A co z tym zrobimy dzisiaj?
W dobie wielofunkcyjnych robotów kuchennych i szybkich przepisów można by pomyśleć, że ten typ urządzeń zanikł… Jednak ręczna maszynka do mięsa wraca do łask. Wraz z rosnącym zainteresowaniem domowym jedzeniem, lokalnymi produktami i gotowaniem bez odpadów, maszynka ta ponownie znajduje swoje miejsce w domach, w których ceniona jest jakość i autentyczność.
Niektóre modele vintage, znalezione na pchlich targach lub na strychach, stają się nawet obiektami dekoracyjnymi. Inne, odrestaurowane lub wciąż nadające się do użytku, są ponownie wykorzystywane do przygotowywania domowych terriny, klopsików czy tatarów.
Obiekt, pamięć
Wzruszająca w tej historii jest nie tylko sam przedmiot, ale to, co przywołuje: czasy, gdy gotowanie wiązało się z cierpliwością i troską. Gdy każdy gest miał znaczenie.
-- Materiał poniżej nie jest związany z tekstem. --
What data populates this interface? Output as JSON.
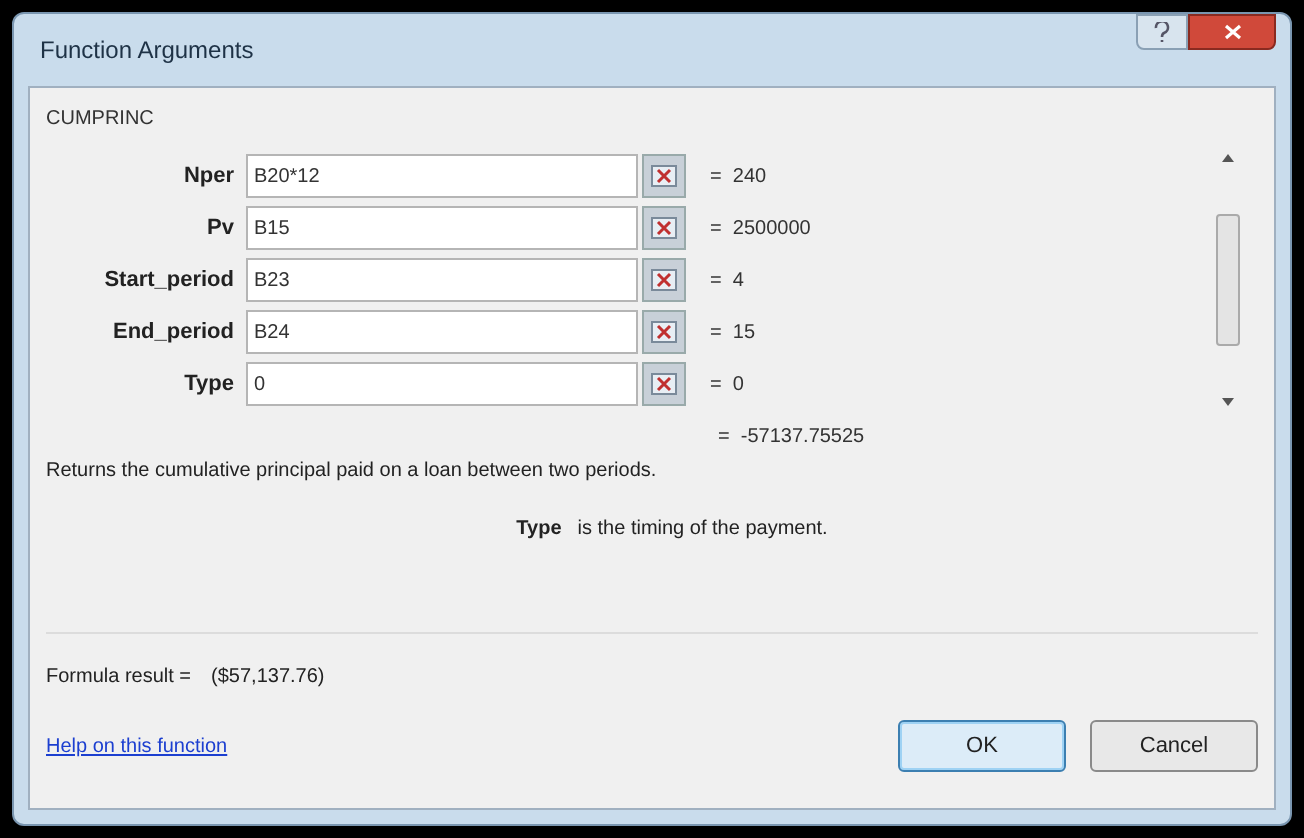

Gdy umiejętności były przekazywane w rodzinach.
Więc następnym razem, gdy natkniesz się na nietypowy przedmiot na pchlim targu… przyjrzyj mu się uważnie. Być może trzymasz w rękach fragment historii kulinarnej.
A Ty, zgadłeś, co to było? A może już wiedziałeś o tym przedmiocie od rodziców lub dziadków? Podziel się swoimi wspomnieniami – przecież nie potrzebują prądu, żeby przetrwać!